Courtship in the Age of the Pill
Turning around the institution of marriage will have to involve the restoration of courtship, albeit not as it was sixty years ago.
There is much discussion these days about the crisis of marriage. Divorce rates are high, too many children live in single-parent homes, people often end up isolated and lonely in middle age. But there is little discussion about courtship. How does one enter marriage? How should a 25 year-old negotiate what is still quaintly called the dating scene?
According to philosopher Leon R. Kass, the reason there is so little discussion about courtship is that "the very terms — 'wooing,' 'courting,' 'suitors' — are archaic; and if the words barely exist, it is because the phenomena have all but disappeared. Today, there are no socially prescribed forms of conduct that help guide young men and women in the direction of matrimony. . .for the great majority, the way to the altar is uncharted territory: It's every couple on their own, without a compass, often without a goal."
This virtual absence of guidelines for courtship is unprecedented. Until recently, society had clear norms governing the "dance" between a man and woman prior to marriage.
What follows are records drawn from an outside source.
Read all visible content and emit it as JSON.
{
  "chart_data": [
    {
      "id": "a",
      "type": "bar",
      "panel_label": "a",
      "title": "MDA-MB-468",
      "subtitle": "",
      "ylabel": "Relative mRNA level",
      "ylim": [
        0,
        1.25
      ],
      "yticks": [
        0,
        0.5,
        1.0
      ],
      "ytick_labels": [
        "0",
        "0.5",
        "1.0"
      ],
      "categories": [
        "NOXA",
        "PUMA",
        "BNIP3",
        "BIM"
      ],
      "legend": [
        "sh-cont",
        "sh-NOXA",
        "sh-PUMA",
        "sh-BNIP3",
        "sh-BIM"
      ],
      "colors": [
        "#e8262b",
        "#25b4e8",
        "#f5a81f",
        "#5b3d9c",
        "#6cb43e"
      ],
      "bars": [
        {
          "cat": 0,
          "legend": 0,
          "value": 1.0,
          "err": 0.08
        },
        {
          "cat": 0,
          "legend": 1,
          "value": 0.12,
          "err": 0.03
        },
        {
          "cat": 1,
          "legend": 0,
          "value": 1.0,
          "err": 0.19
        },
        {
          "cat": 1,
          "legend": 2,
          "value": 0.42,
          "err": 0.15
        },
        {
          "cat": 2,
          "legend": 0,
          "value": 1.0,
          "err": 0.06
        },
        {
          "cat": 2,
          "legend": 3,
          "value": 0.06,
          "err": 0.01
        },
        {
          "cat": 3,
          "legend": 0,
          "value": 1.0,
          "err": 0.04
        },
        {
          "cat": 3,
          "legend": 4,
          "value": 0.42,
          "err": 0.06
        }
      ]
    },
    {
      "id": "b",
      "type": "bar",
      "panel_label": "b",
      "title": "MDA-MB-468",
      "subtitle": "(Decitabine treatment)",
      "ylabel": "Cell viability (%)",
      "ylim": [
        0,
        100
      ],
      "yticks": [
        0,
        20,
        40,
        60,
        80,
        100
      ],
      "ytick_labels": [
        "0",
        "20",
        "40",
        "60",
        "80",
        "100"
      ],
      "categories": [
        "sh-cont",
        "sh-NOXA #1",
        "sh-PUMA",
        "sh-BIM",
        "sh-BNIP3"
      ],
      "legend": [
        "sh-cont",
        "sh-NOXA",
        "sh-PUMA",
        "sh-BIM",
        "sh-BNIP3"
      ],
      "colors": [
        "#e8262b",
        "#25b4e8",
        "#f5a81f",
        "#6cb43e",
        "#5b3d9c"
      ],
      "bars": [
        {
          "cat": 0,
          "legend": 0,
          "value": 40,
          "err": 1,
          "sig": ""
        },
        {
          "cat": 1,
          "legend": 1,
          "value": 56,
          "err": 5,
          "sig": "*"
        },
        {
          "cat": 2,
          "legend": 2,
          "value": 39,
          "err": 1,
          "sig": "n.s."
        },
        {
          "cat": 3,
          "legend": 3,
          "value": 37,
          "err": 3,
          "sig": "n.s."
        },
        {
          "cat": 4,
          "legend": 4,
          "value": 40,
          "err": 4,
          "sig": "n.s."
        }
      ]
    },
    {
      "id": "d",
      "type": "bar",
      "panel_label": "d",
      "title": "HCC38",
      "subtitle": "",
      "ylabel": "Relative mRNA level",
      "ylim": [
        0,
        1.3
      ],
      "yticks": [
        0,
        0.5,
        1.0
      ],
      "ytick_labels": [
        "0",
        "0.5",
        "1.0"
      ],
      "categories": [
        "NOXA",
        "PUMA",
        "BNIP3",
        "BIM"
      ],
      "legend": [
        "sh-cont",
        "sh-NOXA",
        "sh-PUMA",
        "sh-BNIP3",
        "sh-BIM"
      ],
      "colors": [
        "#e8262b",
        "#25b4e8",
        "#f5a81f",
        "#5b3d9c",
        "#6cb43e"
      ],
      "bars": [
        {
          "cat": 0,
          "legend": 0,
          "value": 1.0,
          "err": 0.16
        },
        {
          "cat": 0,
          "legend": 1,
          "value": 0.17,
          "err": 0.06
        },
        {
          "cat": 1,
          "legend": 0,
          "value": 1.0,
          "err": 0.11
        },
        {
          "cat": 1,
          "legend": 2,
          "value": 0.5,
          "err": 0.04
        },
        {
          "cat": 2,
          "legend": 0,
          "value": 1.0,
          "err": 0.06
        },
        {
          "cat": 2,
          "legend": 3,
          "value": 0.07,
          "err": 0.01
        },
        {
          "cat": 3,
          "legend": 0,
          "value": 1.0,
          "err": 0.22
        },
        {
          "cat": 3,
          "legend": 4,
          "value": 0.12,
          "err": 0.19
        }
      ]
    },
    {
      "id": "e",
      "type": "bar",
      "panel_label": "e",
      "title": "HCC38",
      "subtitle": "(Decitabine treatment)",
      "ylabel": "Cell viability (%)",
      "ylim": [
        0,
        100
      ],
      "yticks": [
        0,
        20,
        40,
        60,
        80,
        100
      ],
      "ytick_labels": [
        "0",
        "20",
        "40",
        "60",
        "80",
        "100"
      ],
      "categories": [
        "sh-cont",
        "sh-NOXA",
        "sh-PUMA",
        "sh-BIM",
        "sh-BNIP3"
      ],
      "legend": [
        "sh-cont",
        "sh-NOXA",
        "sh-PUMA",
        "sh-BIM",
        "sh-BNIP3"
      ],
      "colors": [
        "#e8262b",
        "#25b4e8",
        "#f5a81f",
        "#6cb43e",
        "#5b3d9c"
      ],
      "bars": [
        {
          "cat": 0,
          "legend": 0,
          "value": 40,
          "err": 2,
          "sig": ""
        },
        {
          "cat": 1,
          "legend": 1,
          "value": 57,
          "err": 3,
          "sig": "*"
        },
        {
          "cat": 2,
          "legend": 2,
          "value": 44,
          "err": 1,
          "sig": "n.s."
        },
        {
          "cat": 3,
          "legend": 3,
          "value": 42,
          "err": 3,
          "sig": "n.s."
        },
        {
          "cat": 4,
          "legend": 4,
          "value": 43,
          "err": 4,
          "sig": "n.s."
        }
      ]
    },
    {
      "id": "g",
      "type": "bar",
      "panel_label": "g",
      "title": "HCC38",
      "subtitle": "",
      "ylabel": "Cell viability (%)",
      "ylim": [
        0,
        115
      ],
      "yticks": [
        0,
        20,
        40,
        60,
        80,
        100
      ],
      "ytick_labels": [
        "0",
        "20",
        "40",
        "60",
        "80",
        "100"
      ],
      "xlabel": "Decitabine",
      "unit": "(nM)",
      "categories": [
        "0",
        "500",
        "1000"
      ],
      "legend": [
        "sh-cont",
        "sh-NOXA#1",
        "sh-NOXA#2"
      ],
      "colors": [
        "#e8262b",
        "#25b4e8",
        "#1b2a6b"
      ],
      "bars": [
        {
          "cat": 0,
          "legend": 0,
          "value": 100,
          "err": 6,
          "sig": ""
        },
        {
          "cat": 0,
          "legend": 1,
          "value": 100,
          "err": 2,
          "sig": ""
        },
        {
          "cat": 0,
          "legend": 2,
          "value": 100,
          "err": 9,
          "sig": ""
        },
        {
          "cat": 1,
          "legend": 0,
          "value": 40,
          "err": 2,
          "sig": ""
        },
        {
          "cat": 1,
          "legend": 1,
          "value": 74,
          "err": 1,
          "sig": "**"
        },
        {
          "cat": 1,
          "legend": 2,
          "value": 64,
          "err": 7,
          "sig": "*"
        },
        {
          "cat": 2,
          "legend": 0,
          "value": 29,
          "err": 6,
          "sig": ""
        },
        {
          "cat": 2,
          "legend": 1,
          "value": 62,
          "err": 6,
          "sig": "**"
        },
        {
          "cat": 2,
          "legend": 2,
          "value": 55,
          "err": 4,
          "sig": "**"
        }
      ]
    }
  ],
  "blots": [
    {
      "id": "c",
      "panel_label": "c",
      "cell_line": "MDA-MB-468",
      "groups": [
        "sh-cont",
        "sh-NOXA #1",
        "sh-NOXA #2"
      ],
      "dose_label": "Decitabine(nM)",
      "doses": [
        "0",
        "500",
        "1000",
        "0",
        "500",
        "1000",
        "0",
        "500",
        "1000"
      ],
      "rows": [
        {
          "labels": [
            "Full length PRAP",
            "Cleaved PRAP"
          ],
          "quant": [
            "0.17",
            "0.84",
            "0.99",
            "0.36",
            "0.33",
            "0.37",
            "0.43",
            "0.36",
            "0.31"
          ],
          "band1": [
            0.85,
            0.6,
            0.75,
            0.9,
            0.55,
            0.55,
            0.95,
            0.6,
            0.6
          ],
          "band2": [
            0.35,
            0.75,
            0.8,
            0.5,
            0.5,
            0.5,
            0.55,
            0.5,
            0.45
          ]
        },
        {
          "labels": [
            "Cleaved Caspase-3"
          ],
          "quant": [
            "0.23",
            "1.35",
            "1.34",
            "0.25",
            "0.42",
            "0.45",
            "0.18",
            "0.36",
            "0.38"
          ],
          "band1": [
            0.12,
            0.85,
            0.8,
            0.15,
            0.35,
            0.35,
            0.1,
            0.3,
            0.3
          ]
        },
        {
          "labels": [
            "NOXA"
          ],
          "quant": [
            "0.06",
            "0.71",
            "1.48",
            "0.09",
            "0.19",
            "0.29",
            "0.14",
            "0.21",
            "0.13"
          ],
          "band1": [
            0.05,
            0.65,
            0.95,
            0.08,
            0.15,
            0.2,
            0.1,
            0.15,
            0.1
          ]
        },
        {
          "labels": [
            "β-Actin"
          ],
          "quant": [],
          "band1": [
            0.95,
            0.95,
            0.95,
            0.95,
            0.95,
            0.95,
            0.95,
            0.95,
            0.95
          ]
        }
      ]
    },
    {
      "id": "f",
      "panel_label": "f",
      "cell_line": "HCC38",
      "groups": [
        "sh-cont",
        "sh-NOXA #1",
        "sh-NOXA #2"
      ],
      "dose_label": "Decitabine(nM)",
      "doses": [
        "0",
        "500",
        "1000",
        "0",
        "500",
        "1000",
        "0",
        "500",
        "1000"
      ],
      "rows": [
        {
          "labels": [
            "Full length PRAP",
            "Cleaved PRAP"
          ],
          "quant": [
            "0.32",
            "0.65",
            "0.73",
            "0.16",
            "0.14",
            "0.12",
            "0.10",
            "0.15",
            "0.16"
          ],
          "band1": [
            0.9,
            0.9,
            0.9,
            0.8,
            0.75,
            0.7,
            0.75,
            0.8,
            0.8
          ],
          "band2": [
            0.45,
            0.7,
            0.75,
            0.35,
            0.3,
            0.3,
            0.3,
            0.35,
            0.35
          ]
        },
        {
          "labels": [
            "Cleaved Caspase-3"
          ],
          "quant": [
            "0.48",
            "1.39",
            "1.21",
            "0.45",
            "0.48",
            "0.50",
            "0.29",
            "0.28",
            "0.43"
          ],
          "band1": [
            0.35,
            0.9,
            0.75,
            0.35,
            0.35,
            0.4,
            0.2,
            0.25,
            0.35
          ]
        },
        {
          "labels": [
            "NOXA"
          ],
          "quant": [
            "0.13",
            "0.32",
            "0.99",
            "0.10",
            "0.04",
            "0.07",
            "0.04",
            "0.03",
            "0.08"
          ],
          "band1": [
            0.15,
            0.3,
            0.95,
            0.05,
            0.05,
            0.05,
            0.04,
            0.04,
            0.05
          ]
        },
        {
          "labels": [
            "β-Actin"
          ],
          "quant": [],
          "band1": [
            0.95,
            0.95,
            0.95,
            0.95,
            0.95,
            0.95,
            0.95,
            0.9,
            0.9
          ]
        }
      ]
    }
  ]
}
There are reasons why this is no longer the case, aside from a few exceptions.
First, we live in what Barbara Dafoe Whitehead calls a Divorce Culture. Many young adults have parents who are divorced and so lack both counsel and a compelling model for matrimony. The painful endings of their parents' marriages make them wary of commitment.
Second, there has been a dramatic shift in priorities regarding work and family. People now want financial independence before they think about marriage, whereas their parents (and certainly grandparents) often married before their financial situation was clear. Fifty years ago, young couples expected to scrape by during the early years of marriage, and this often strengthened the relationship.
"If you wait until your 30's," writes Charles Murray, "your marriage is likely to be a merger. If you get married in your 20's, it is likely to be a start-up. . . .What are the advantages of a start-up marriage? For one thing, you will both have memories of your life together when it was all still up in the air. . . .Even more important, you and your spouse will have made your way together. . . .And each of you will know that you wouldn't have become the person you are without the other."
Third, many bachelors are inclined to live out what Kay Hymowitz calls a "postmodern post-adolescence." This state of emotional suspension has been portrayed in sitcoms like "Seinfeld." Young men (and not a few female peers) see no compelling reason to move on to full adulthood; they may not even be sure what the word means.
For men, the delay of adult responsibility is partly explained by the availability of sex with no strings attached. "If the culture offers sexual access and does not require in exchange personal commitment," writes James Q. Wilson, "a lot of men will take the sex every time."
Sex, once reserved for marriage, is now almost an automatic part of dating. This has not clarified thinking or enriched emotions. Casual sex has created a climate of cynicism among young people, who get into the habit of treating members of the opposite sex as a means to an end. To make sex a casual activity is to shrink the meaning of courtship — and therefore of marriage itself.
Modernity puts great emphasis on freedom, but has little to say about how to use that freedom. A case in point is the sexual revolution, which has had a devastating impact on courtship and marriage. As a general matter, it is difficult, at this late date, to claim that the sexual revolution has made people happier. It might be easier to make the opposite case. Consider, for example, the out-of-wedlock birthrate, now over 40 percent in America and the U. K., or the epidemic of STD's.
The sexual revolution was launched by the introduction of the contraceptive pill for women. The Pill was meant to "liberate" women. But it had a number of unforeseen consequences — unforeseen, at any rate, by those who were most vigorous in promoting it.
Modernity puts great emphasis on freedom, but has little to say about how to use that freedom.
The Pill gave men a permission slip to have sex with no responsibility; they could demand it with no concern for the consequences. It became easier for men to treat women as vehicles for pleasure. (Some women responded in kind.) This commodification of physical pleasure evacuated the sexual act of its nuptial meaning. It made men and women look at each other in ways that have little to do with the covenant of permanent self-giving that is marriage.
The Pill also helped create a "hook-up culture" which — as even feminist writers with a liberationist bent like Donna Freitas admit — has caused much pain and frustration, especially among women. It's not hard to see that sexual promiscuity both on campus and afterward has resulted in a lot of men and women entering marriage with a jaded, consumerist attitude toward sex.
The Pill also helped to create a culture of cohabitation prior to marriage. In 1960, the year the Pill was introduced, virtually no couples lived together before marriage. Now 60 percent do. And it turns out that cohabitation is not a helpful entry into marriage. For one thing, it teaches couples low-intensity commitment: separate names and bank accounts, an agreement that "we can split anytime." Many couples discover too late that cohabitation and marriage are not the same thing at all.
Turning around the institution of marriage will have to involve the restoration of courtship, albeit not as it was sixty years ago. A 23 year-old graduate student recently told me that the scenario now is to shack up with a guy who may or may not turn out to be your husband and not think about marriage until about age thirty. Her generation needs to hear why this often is a formula for being miserable by the time they turn fifty.